This book brings together 10 studies on various characteristics of the historical development of English, and mainly Old and Middle English, first presented in workshops at the “Old and Middle English” and “Language Variation and Change in Ancient and Medieval Europe” summer schools, organized in Naxos, Greece. It includes studies derived from the first four workshops: “New Approaches to the History of Early English(es)” I, II and III and “Language Change in Indo-European” I. The first part of the volume emphasizes the synchronic description of syntactic, morphological and semantic features of Old English, while the second section emphasizes explanations of the development of various features of English, starting with Old English.
Alexander Bergs joined the Institute for English and American Studies of the University of Osnabrück, Germany, in 2006, when he became Full Professor and Chair of English Language and Linguistics.
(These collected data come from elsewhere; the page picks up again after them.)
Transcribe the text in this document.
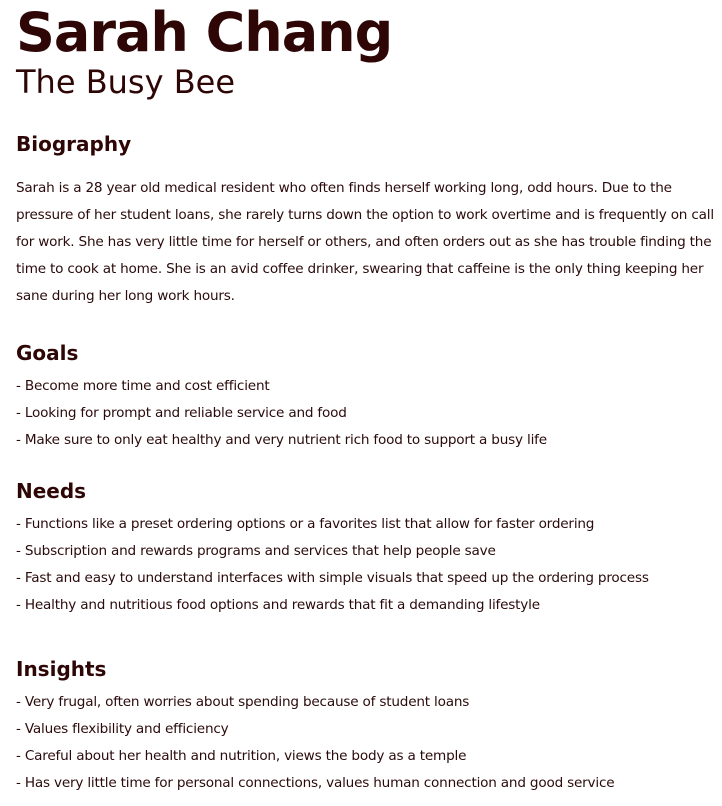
Sarah Chang
The Busy Bee
Biography

Sarah is a 28 year old medical resident who often finds herself working long, odd hours. Due to the pressure of her student loans, she rarely turns down the option to work overtime and is frequently on call for work. She has very little time for herself or others, and often orders out as she has trouble finding the time to cook at home. She is an avid coffee drinker, swearing that caffeine is the only thing keeping her sane during her long work hours.

Goals
- Become more time and cost efficient
- Looking for prompt and reliable service and food
- Make sure to only eat healthy and very nutrient rich food to support a busy life
Needs
- Functions like a preset ordering options or a favorites list that allow for faster ordering
- Subscription and rewards programs and services that help people save
- Fast and easy to understand interfaces with simple visuals that speed up the ordering process
- Healthy and nutritious food options and rewards that fit a demanding lifestyle
Insights
- Very frugal, often worries about spending because of student loans
- Values flexibility and efficiency
- Careful about her health and nutrition, views the body as a temple
- Has very little time for personal connections, values human connection and good service
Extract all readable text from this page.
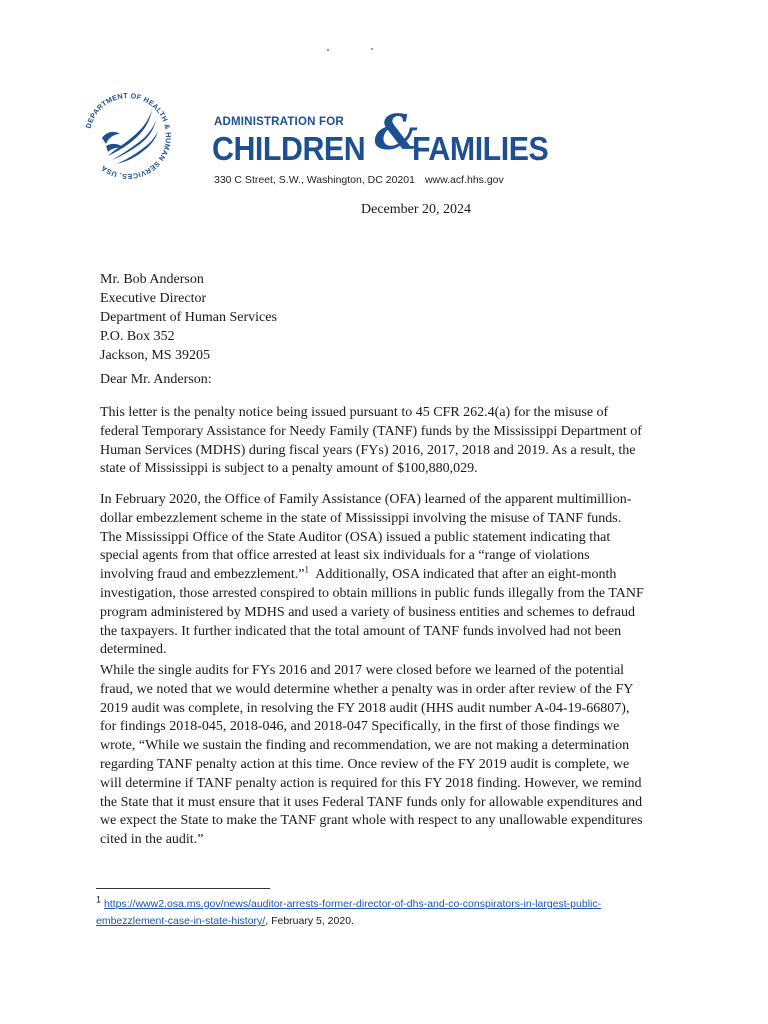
DEPARTMENT OF HEALTH & HUMAN SERVICES, USA
ADMINISTRATION FOR
CHILDREN &
FAMILIES
330 C Street, S.W., Washington, DC 20201 www.acf.hhs.gov
December 20, 2024
Mr. Bob Anderson
Executive Director
Department of Human Services
P.O. Box 352
Jackson, MS 39205
Dear Mr. Anderson:
This letter is the penalty notice being issued pursuant to 45 CFR 262.4(a) for the misuse of
federal Temporary Assistance for Needy Family (TANF) funds by the Mississippi Department of
Human Services (MDHS) during fiscal years (FYs) 2016, 2017, 2018 and 2019. As a result, the
state of Mississippi is subject to a penalty amount of $100,880,029.
In February 2020, the Office of Family Assistance (OFA) learned of the apparent multimillion-
dollar embezzlement scheme in the state of Mississippi involving the misuse of TANF funds.
The Mississippi Office of the State Auditor (OSA) issued a public statement indicating that
special agents from that office arrested at least six individuals for a “range of violations
involving fraud and embezzlement.”$^1$  Additionally, OSA indicated that after an eight-month
investigation, those arrested conspired to obtain millions in public funds illegally from the TANF
program administered by MDHS and used a variety of business entities and schemes to defraud
the taxpayers. It further indicated that the total amount of TANF funds involved had not been
determined.
While the single audits for FYs 2016 and 2017 were closed before we learned of the potential
fraud, we noted that we would determine whether a penalty was in order after review of the FY
2019 audit was complete, in resolving the FY 2018 audit (HHS audit number A-04-19-66807),
for findings 2018-045, 2018-046, and 2018-047 Specifically, in the first of those findings we
wrote, “While we sustain the finding and recommendation, we are not making a determination
regarding TANF penalty action at this time. Once review of the FY 2019 audit is complete, we
will determine if TANF penalty action is required for this FY 2018 finding. However, we remind
the State that it must ensure that it uses Federal TANF funds only for allowable expenditures and
we expect the State to make the TANF grant whole with respect to any unallowable expenditures
cited in the audit.”
$^1$ https://www2.osa.ms.gov/news/auditor-arrests-former-director-of-dhs-and-co-conspirators-in-largest-public-
embezzlement-case-in-state-history/, February 5, 2020.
His research interests include language variation and change, constructional approaches to language, the role of context in language, the syntax/pragmatics interface, and cognitive poetics. His works include the books Social Networks and Historical Sociolinguistics, Modern Scots, and Contexts and Constructions, and the two-volume Handbook of English Historical Linguistics (edited with Laurel Brinton).
Elly van Gelderen is a syntactician interested in language change. Her 2011 book The Linguistic Cycle: Language Change and the Language Faculty shows how cyclical change can be accounted for through an economy principle, while her Clause Structure (2013) examines a number of current debates in theoretical syntax. Her book The Diachrony of Meaning (2018) examines the history of argument structure.